Soft matter and liquids

‘Viscous shear’ wears down sound waves

06 Oct 2008 James Dacey
Jason Nadler and his 'superalloy micro honeycomb'

Noisy aircraft can make life miserable for people living near airports and concerns about increased noise can restrict airport operations and plans for expansion. As a result, aircraft manufacturers are keen on finding new technologies to reduce noise emissions — and this has led researchers in the US to develop a new lightweight material that takes an altogether different approach to absorbing sound.

Unlike traditional soundproofing materials, which absorb sound in structures that resonate at acoustic frequencies, the new “honeycomb” material dissipates sound by passing it through narrow tubes, the sides of which gradually absorb sound energy in a process called “viscous shear”.

The material was invented by Jason Nadler and colleagues at the Georgia Institute of Technology. According to Nadler, one of its key benefits is that it can absorb sound over a wider range of frequencies than traditional materials.

Most existing approaches to sound reduction work on the principle that a material is most efficient at dissipating energy when it oscillates at its resonant frequency. When sound waves enter foams and other cavity-riddled porous materials, waves of certain frequencies force the air in the cavities to resonate, dissipating energy. This method — the “Helmholtz resonator” — is well established in architecture to remove unwanted frequencies from buildings.

A major limitation with this approach is that it only works for certain frequencies, which are determined by the size of cavities. There is great practical difficulty in constructing a porous material that can accommodate the kind of frequency array emitted by an aircraft engine during take-off.

Shearing sound

The viscous shear method gets around this problem because it functions independent of frequency. It works due to the interaction of porous media with the air through which sound propagates. Sound waves are forced into the parallel tubes which make up the honeycomb-like structure where they shear against the sides losing energy through friction and compressive stresses.
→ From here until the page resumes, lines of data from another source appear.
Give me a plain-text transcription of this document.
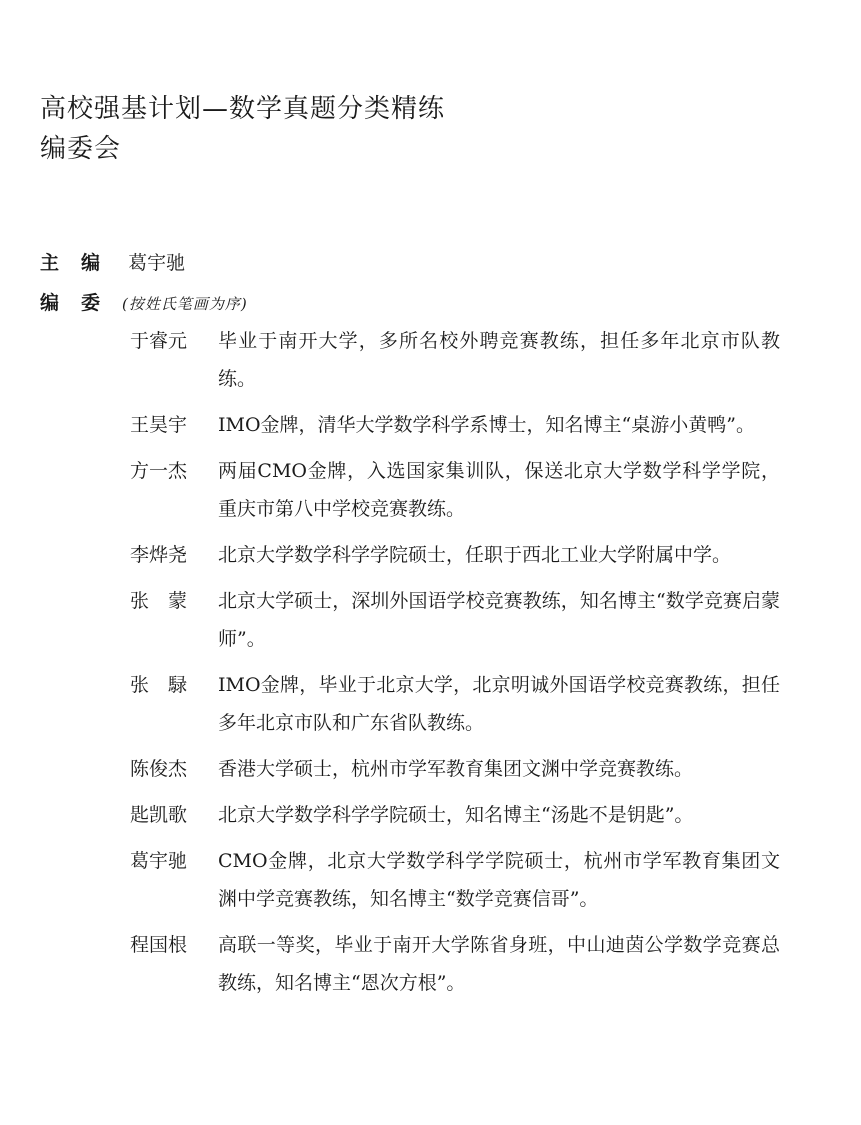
高校强基计划—数学真题分类精练
编委会
主编 葛宇驰
编委(按姓氏笔画为序)
于睿元	毕业于南开大学，多所名校外聘竞赛教练，担任多年北京市队教练。
王昊宇	IMO金牌，清华大学数学科学系博士，知名博主“桌游小黄鸭”。
方一杰	两届CMO金牌，入选国家集训队，保送北京大学数学科学学院，重庆市第八中学校竞赛教练。
李烨尧	北京大学数学科学学院硕士，任职于西北工业大学附属中学。
张　蒙	北京大学硕士，深圳外国语学校竞赛教练，知名博主“数学竞赛启蒙师”。
张　騄	IMO金牌，毕业于北京大学，北京明诚外国语学校竞赛教练，担任多年北京市队和广东省队教练。
陈俊杰	香港大学硕士，杭州市学军教育集团文渊中学竞赛教练。
匙凯歌	北京大学数学科学学院硕士，知名博主“汤匙不是钥匙”。
葛宇驰	CMO金牌，北京大学数学科学学院硕士，杭州市学军教育集团文渊中学竞赛教练，知名博主“数学竞赛信哥”。
程国根	高联一等奖，毕业于南开大学陈省身班，中山迪茵公学数学竞赛总教练，知名博主“恩次方根”。
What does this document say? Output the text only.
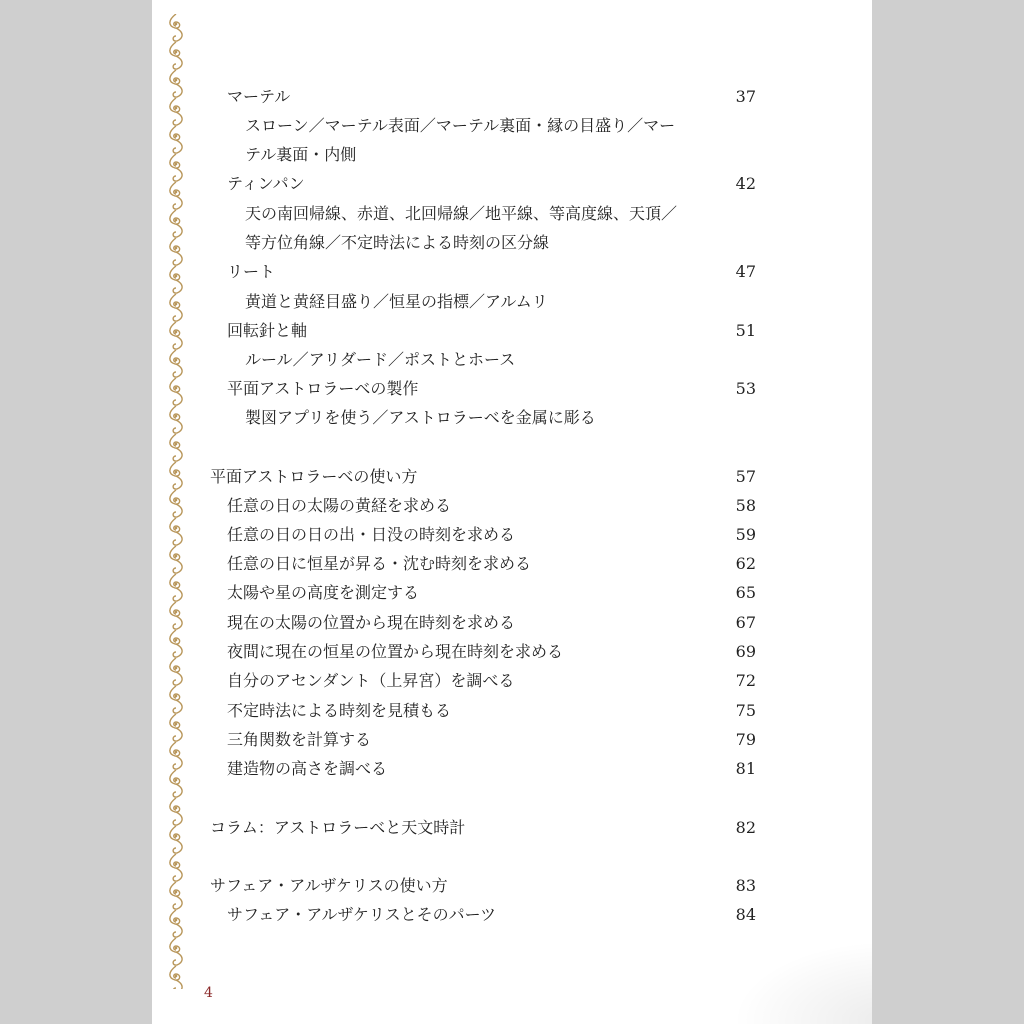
マーテル	37
スローン／マーテル表面／マーテル裏面・縁の目盛り／マー
テル裏面・内側
ティンパン	42
天の南回帰線、赤道、北回帰線／地平線、等高度線、天頂／
等方位角線／不定時法による時刻の区分線
リート	47
黄道と黄経目盛り／恒星の指標／アルムリ
回転針と軸	51
ルール／アリダード／ポストとホース
平面アストロラーベの製作	53
製図アプリを使う／アストロラーベを金属に彫る
平面アストロラーベの使い方	57
任意の日の太陽の黄経を求める	58
任意の日の日の出・日没の時刻を求める	59
任意の日に恒星が昇る・沈む時刻を求める	62
太陽や星の高度を測定する	65
現在の太陽の位置から現在時刻を求める	67
夜間に現在の恒星の位置から現在時刻を求める	69
自分のアセンダント（上昇宮）を調べる	72
不定時法による時刻を見積もる	75
三角関数を計算する	79
建造物の高さを調べる	81
コラム：アストロラーベと天文時計	82
サフェア・アルザケリスの使い方	83
サフェア・アルザケリスとそのパーツ	84
4
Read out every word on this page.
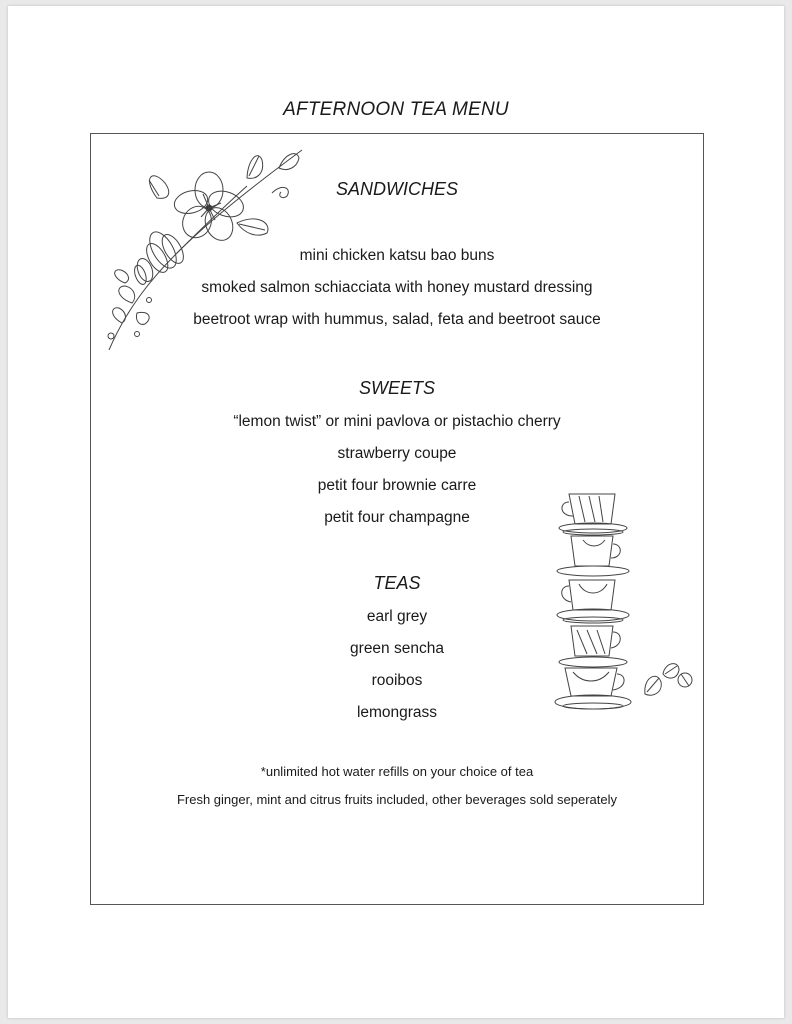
AFTERNOON TEA MENU
SANDWICHES
mini chicken katsu bao buns
smoked salmon schiacciata with honey mustard dressing
beetroot wrap with hummus, salad, feta and beetroot sauce
SWEETS
“lemon twist” or mini pavlova or pistachio cherry
strawberry coupe
petit four brownie carre
petit four champagne
TEAS
earl grey
green sencha
rooibos
lemongrass
*unlimited hot water refills on your choice of tea
Fresh ginger, mint and citrus fruits included, other beverages sold seperately
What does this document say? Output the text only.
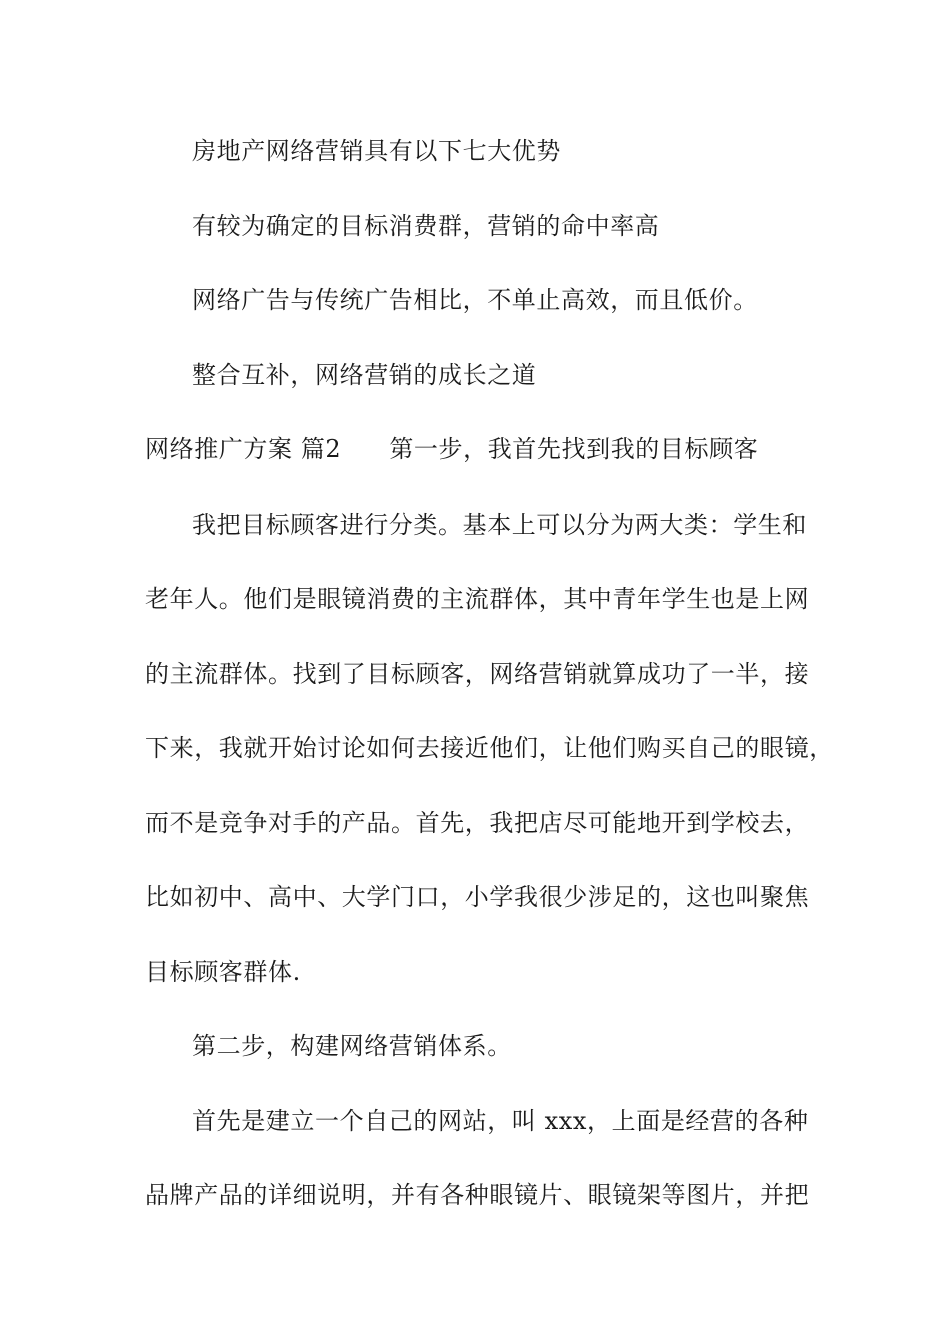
房地产网络营销具有以下七大优势
有较为确定的目标消费群，营销的命中率高
网络广告与传统广告相比，不单止高效，而且低价。
整合互补，网络营销的成长之道
网络推广方案 篇2 第一步，我首先找到我的目标顾客
我把目标顾客进行分类。基本上可以分为两大类：学生和
老年人。他们是眼镜消费的主流群体，其中青年学生也是上网
的主流群体。找到了目标顾客，网络营销就算成功了一半，接
下来，我就开始讨论如何去接近他们，让他们购买自己的眼镜，
而不是竞争对手的产品。首先，我把店尽可能地开到学校去，
比如初中、高中、大学门口，小学我很少涉足的，这也叫聚焦
目标顾客群体.
第二步，构建网络营销体系。
首先是建立一个自己的网站，叫 xxx，上面是经营的各种
品牌产品的详细说明，并有各种眼镜片、眼镜架等图片，并把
Nadler described the process as “fundamentally different from traditional techniques that absorb sound using a more frequency-dependent resonance”. “It’s the equivalent of propelling a little metal sphere down a rubber hose when the sphere is just a hair bigger than the rubber hose”, he added.

To determine the optimum dimensions for his honeycomb structure, Nadler and colleagues began with a prototype made from ordinary capillary tubes physicsworld.com. “Classical analytical calculations showed us that certain geometric configurations at the micron scale minimize resonant effects and maximize absorption”, he told physicsworld.com.

’Super alloy micro honeycomb’

The next challenge was to find a material that could withstand the high temperatures and turbulence inside an aircraft engine. Nadler also claims to have developed the world’s first “superalloy micro honeycomb” using a nickel-based superalloy. The advantage for aircraft application is that the material is strong, sufficiently heat resistant and also very lightweight.

Acoustic metamaterial researcher Huanyang Chan of Hong Kong University of Science and Technology said, “Developing these new materials further will present interesting physics for people working with classical waves. The concept of the phononic crystal could be used in studying the properties of these materials.”